報道によると『米食品医薬品局は「摂取し過ぎると心筋梗塞などの発症リスクが高まるとされるトランス脂肪酸」について、「安全とは認められない」として「食品に用いることを原則禁止する規制案」を提示した。60日の意見聴取期間と業界が順守策を講じるために必要な猶予期間を経て施行する。責任者は「トランス脂肪酸の摂取量は公衆衛生上の重大な懸念を招く水準だ」と指摘。規制により「年間2万人の心筋梗塞患者の発生を阻止し、心臓疾患による死者数も7000人減らせる」と強調した』と言う事である。多分「反対なしで施行」と思う。

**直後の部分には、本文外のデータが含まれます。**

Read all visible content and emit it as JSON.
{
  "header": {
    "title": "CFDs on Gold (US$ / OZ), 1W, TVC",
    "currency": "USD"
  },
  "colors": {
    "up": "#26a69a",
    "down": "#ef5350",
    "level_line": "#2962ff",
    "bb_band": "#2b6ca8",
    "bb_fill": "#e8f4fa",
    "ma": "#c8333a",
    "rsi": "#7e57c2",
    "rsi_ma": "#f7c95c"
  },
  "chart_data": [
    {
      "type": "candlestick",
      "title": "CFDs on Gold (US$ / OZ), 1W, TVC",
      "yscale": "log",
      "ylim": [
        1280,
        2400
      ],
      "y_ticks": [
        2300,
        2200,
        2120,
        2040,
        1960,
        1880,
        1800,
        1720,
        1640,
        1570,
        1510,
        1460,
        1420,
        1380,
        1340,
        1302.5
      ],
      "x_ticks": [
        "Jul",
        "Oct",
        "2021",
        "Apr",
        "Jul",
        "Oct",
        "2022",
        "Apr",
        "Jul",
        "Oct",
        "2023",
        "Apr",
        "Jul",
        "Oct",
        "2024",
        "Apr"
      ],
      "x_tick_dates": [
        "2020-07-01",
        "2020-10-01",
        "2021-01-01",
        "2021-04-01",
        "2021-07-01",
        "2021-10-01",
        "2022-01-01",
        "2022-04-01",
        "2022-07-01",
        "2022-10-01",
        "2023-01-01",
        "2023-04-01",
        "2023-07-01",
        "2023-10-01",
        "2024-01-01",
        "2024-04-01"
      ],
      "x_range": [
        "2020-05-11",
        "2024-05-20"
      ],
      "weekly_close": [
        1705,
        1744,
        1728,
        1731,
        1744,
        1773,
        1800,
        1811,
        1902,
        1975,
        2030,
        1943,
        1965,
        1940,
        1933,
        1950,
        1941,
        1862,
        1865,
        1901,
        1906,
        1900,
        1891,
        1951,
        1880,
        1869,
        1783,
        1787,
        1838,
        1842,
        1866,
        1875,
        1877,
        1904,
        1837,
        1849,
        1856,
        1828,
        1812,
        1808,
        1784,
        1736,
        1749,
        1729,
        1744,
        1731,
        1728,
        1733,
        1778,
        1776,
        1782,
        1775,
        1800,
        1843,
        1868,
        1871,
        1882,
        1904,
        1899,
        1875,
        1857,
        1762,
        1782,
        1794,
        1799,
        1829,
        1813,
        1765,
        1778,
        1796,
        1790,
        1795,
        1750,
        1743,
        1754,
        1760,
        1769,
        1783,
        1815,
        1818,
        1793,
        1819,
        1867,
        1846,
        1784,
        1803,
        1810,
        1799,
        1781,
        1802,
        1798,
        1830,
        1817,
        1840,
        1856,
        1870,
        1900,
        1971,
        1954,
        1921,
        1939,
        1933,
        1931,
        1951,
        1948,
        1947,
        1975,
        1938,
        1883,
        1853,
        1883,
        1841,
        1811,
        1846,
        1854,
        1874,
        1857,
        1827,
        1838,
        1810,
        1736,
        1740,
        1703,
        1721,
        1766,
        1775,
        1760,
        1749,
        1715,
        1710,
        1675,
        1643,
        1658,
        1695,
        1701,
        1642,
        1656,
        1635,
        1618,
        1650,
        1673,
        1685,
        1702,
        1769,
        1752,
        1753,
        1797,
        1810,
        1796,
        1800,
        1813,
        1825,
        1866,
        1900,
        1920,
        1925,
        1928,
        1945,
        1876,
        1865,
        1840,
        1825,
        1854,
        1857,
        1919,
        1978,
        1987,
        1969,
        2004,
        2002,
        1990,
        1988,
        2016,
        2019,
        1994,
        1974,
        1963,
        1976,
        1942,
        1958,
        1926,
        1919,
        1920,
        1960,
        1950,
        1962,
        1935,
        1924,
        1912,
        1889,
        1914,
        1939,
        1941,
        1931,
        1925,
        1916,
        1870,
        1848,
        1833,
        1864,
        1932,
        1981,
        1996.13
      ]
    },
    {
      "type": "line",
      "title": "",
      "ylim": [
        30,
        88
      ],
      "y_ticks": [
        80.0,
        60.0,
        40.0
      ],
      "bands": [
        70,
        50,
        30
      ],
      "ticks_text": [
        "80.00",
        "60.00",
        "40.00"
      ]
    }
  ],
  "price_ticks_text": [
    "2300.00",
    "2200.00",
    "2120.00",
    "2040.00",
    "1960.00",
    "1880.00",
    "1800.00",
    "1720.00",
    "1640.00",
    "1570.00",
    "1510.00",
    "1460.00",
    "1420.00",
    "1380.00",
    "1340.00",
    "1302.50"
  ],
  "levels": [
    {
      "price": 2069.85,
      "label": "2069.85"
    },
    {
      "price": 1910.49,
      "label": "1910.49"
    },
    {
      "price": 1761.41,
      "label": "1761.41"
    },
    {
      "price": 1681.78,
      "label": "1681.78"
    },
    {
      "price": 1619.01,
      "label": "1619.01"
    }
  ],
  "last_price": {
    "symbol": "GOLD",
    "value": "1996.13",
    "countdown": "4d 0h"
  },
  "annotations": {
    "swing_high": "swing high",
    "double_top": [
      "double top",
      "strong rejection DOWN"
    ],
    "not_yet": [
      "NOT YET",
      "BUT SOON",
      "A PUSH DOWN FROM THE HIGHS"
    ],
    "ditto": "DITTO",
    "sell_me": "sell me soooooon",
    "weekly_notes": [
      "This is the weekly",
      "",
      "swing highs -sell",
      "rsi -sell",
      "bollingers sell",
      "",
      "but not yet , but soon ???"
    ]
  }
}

識者は『米国では2006年にトランス脂肪酸の使用表示が義務付けられて以降使用量は減っているが「より踏み込んだ対策が必要」と判断したのである。トランス脂肪酸はマーガリン&ショートニング・マヨネーズなどの油脂・それらを原料として製造された食品・加工油脂で揚げたフライなどに含まれていることが確認されている。トランス脂肪酸の過剰摂取は「悪玉コレステロールといわれているLDLコレステロールを増加させ・善玉コレステロールといわれているHDLコレステロールを減少させる」ので「動脈硬化・心臓疾患・ガン・免疫機能・認知症・不妊・アレルギー・アトピーなどへの悪影響」が報告されている。アメリカではトランス脂肪酸の一人当たりの摂取量は「20歳以上の大人で一日当たり平均約5.8g」である。日本では「トランス脂肪酸の摂取量は硬化油・乳製品・肉・バター・精製植物油の摂取量を考慮して推計しても一日当たり平均1.56g」となっている。WHO(世界保健機関)とFAO(食糧農業機関)も「食事からのトランス脂肪酸の摂取を極めて低く抑えるべきであり、最大でも1日当たりの総エネルギー摂取量の1%未満とするようにと勧告」している』と言う。

最近やたらと「カロリーハーフ商品」が目につくのは「こんな背景が…」と思うのである。それにしてもトランス脂肪酸が認知症・不妊症・アトピーにも影響する」は驚きである。「フライ好き・マヨラー」のA子さん「ご用心」を…。